Asian air traffic growth slows
Growth in demand for air travel in the Asia Pacific region continued to slow in September.
According to the latest data from IATA, Asia Pacific was the weakest region during the month, climbing just 1.7% year-on-year and dropping 0.3% compared to August 2012. This made it the only global region to experience a month-on-month decline, although tight capacity management did allow average load factors to increase one percentage point to 77.2%.
The Asia Pacific result was reflective of a global slowdown. Worldwide demand for passenger traffic in September 2012 was 4.1% above the level of the same month last year, but this has completely flattened in the second quarter, with no growth between April and August 2012. Load factors are continuing to show healthy growth however, rising to 80% in September 2012.
“A two-speed recovery is emerging into a multi-speed reality,” said Tony Tyler, IATA’s Director General & CEO. “Carriers in China, Latin America and the Middle East are growing strongly. Europe’s airlines are experiencing profitless growth in a strategy to manage high fixed costs and taxes. In Africa the challenge is to turn growth opportunities into profits. But for North American airlines the focus is on tightly managing capacity in order to optimise profits in a slow to no-growth environment. Asia Pacific carriers outside of China are a mixed bag. Robust growth in China is being tempered by faltering markets in Japan and India.

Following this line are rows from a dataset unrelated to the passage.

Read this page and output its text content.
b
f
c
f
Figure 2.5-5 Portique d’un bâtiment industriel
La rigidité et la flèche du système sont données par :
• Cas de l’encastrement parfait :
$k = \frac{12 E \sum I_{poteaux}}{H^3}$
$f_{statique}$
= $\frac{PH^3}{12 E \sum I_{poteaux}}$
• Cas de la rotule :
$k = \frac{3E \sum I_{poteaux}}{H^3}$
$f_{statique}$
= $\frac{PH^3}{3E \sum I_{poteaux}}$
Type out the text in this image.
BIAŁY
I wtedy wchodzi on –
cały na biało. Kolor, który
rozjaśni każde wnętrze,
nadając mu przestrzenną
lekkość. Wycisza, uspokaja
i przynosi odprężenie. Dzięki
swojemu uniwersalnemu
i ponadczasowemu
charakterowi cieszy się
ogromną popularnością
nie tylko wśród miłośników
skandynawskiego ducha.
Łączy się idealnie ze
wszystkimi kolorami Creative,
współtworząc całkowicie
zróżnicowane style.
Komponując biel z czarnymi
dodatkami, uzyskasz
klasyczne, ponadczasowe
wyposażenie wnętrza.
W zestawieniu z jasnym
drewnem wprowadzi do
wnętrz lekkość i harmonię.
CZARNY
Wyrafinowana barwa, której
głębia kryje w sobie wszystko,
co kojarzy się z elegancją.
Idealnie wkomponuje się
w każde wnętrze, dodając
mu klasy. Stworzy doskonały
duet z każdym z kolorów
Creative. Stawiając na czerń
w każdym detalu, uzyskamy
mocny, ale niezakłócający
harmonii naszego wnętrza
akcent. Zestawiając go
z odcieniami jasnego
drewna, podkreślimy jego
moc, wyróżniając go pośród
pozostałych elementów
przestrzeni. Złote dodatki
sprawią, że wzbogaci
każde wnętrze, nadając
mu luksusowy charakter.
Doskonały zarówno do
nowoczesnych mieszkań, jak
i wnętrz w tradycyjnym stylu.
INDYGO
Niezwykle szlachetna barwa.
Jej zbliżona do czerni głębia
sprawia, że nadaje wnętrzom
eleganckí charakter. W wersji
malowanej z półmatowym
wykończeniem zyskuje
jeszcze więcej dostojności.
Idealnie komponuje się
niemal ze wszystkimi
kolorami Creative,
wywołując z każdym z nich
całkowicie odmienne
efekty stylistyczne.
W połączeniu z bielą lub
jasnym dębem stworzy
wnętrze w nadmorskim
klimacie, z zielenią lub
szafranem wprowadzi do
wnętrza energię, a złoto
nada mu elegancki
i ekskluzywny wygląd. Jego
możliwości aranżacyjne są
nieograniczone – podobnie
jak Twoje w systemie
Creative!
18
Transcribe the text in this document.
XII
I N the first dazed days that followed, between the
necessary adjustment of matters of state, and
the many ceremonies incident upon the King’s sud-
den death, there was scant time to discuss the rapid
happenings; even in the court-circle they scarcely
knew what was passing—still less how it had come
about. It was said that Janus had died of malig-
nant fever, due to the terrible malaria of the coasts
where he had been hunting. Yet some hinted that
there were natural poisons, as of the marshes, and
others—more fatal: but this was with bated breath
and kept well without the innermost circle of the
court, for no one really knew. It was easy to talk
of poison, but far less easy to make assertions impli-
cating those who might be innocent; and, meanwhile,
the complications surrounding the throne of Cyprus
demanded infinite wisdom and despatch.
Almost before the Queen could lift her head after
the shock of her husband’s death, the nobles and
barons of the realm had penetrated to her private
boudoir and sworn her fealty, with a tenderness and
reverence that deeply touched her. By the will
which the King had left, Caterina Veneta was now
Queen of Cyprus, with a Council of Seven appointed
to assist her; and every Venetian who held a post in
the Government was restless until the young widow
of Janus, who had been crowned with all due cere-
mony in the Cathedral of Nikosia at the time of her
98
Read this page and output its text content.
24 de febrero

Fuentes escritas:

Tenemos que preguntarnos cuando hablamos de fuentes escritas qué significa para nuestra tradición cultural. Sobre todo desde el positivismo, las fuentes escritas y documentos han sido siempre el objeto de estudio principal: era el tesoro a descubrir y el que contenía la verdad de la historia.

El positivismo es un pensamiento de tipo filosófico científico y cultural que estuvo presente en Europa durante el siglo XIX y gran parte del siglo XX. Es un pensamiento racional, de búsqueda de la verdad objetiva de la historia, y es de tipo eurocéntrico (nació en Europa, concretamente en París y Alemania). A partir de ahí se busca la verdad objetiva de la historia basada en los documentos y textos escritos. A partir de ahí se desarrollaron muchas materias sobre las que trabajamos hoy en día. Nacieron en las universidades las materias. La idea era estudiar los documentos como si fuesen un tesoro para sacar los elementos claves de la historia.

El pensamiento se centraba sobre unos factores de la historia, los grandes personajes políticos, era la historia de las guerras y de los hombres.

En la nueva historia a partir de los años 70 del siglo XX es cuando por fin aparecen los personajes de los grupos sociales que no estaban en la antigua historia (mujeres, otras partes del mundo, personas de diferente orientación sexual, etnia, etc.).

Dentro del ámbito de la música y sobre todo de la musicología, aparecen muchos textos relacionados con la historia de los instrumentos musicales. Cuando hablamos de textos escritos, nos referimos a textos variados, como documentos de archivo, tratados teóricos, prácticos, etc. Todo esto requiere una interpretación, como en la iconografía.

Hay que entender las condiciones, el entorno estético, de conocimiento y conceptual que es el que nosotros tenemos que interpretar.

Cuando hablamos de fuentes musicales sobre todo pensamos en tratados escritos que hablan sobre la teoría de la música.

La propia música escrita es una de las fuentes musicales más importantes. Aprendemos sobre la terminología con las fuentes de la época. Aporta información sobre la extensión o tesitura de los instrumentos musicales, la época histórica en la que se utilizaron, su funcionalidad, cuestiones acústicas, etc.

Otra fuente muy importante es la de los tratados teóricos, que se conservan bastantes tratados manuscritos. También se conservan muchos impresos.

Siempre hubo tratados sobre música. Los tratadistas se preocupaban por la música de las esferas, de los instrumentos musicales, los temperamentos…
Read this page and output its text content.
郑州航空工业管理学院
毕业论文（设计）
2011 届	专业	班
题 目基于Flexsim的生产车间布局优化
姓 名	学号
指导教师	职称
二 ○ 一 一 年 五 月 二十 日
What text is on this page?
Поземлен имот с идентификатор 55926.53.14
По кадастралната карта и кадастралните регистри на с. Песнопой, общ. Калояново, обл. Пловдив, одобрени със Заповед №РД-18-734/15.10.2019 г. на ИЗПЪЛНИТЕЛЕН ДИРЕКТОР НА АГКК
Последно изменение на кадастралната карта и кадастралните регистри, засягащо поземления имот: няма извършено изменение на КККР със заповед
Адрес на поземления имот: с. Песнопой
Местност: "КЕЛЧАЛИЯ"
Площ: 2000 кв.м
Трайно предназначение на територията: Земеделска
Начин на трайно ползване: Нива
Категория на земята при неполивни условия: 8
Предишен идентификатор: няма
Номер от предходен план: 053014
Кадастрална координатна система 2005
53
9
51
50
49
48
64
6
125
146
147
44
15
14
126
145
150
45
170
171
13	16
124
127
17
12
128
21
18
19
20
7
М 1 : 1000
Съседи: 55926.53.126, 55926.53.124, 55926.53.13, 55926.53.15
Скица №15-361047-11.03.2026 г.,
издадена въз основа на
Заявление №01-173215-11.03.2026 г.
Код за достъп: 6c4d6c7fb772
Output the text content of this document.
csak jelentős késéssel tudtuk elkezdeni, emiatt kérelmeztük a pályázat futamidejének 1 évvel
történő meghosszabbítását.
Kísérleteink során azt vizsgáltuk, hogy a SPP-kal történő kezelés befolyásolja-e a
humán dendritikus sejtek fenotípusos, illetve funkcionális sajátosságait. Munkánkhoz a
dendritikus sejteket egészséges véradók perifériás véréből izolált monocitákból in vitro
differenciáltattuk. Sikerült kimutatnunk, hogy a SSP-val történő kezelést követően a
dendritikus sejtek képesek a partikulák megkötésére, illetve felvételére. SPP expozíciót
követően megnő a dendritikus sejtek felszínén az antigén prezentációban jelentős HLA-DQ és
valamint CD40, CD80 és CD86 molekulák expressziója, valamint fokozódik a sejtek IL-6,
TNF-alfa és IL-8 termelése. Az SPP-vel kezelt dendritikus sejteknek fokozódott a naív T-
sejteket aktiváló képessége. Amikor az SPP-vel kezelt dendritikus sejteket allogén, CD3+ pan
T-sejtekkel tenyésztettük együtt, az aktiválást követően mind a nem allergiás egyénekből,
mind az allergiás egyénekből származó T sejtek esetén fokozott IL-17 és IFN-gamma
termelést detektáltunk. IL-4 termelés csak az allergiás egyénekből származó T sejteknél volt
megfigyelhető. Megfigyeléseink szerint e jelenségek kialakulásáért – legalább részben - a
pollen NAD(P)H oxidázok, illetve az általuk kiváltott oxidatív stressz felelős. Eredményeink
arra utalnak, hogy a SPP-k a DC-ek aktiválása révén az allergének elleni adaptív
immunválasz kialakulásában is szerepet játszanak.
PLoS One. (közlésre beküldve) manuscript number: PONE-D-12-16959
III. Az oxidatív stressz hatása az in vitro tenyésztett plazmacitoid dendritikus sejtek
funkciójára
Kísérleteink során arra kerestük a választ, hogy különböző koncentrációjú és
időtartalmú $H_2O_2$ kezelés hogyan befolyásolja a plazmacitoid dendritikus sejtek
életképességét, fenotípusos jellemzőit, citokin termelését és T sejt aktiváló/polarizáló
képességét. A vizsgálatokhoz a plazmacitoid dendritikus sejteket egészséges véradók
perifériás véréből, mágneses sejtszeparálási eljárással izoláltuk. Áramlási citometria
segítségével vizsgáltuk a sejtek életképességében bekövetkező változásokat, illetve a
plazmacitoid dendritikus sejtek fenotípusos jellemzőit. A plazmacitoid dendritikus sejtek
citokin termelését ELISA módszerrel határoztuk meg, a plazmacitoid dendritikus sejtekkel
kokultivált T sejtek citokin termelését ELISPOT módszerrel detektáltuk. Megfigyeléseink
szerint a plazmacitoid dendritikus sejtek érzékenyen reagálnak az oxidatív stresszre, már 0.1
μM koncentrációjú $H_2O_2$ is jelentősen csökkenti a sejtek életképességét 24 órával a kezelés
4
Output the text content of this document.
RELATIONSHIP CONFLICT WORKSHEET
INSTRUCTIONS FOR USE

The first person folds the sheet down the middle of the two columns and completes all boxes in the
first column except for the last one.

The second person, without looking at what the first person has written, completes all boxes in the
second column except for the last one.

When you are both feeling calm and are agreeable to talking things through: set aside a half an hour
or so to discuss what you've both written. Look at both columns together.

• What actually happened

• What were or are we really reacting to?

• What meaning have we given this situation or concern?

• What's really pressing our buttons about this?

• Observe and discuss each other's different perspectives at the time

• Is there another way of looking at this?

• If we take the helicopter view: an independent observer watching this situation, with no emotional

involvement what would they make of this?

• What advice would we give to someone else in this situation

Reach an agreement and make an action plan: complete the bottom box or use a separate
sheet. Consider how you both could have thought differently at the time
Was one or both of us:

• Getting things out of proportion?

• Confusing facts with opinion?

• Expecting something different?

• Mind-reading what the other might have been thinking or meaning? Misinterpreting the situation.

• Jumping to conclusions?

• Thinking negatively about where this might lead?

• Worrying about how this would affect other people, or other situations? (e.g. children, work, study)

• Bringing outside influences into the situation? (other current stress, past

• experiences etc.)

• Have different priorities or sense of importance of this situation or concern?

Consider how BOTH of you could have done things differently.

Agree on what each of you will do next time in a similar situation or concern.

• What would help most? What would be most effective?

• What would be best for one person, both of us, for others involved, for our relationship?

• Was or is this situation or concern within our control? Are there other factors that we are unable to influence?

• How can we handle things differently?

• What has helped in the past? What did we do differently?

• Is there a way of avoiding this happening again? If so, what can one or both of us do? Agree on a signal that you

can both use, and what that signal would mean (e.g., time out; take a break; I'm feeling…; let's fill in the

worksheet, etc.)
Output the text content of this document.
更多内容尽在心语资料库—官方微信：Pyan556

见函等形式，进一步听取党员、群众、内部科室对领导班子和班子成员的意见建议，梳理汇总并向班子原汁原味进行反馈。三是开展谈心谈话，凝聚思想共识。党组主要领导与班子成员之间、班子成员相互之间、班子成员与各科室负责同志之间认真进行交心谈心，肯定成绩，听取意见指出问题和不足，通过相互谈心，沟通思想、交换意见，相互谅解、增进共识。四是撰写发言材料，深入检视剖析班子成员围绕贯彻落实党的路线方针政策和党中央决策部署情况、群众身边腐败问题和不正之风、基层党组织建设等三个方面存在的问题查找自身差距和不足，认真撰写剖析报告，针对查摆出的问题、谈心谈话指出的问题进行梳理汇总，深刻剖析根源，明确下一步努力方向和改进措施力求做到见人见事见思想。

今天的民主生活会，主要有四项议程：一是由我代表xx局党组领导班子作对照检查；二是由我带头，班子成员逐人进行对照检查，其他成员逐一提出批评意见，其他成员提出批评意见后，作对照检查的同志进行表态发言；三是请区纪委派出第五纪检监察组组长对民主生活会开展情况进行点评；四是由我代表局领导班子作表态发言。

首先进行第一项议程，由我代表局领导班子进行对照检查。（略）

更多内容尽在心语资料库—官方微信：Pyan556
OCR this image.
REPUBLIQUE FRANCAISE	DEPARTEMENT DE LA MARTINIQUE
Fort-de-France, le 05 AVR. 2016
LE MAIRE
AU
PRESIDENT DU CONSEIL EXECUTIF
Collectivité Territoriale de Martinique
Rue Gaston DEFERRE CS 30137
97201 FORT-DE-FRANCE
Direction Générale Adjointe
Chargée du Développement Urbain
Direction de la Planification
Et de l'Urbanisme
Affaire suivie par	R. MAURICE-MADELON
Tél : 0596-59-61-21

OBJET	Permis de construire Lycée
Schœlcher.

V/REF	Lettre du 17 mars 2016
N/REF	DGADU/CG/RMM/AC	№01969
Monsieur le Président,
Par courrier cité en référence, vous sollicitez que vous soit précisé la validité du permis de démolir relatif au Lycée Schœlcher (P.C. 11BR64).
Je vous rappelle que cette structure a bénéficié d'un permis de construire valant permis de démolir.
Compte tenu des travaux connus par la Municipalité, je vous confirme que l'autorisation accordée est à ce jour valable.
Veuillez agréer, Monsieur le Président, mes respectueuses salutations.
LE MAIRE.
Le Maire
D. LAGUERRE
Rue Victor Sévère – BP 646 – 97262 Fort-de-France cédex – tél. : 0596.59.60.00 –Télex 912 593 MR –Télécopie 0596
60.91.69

“Putting regional diversity aside, the fact that airlines are making any money at all with weak markets and high fuel prices is a tribute to their strong business performance, as evidenced by maintaining global load factors close to 80% since the start of 2012. Even with that, airlines are expected to eke out a global net profit margin of only 0.6%. It’s a tough year,” Tyler added.
International passenger demand rose 4.9% year-on-year in September, led by European airlines which continued their surprisingly strong performance with growth of 5.4% and load factors of 83.9%. North American airlines’ international traffic climbed 2.1% for the month, while load factors jumped two points to 84.6%, the highest for any region.
Middle Eastern carriers experienced by far the strongest traffic growth, with demand up 13.3% year-on-year, while Latin American airlines posted growth of 7.5% – the second highest among the regions. African airlines’ traffic climbed 4.7% year-on-year, but the region’s load factor of 71.6% remains the lowest of any region.
Domestic results for September 2012 were mixed. Global demand rose 2.6% compared to September 2011, which was a slowdown from the 5% year-on-year increase recorded in August. But September traffic rose 0.5% compared to August. Results varied strongly by country, with China and Brazil making major gains that partly were offset by weakness in India, Japan and the US.
China’s domestic travel resurgence continued with an 11.4% rise in traffic and load factors of 82.1%. Brazil also experienced strong demand growth, with traffic up 7.1% and load factors surging 5.7% points to 74%.
Japan’s domestic market declined 0.3% year-on-year in September however, and the country’s domestic market remains 10% smaller than pre-earthquake levels. Load factors softened to 67.4%. US traffic slipped 1.5% in September but load factors of 80.5% remain the highest among domestic markets. Indian domestic traffic plummeted 9.9% compared to a year ago, the worst performance for any market.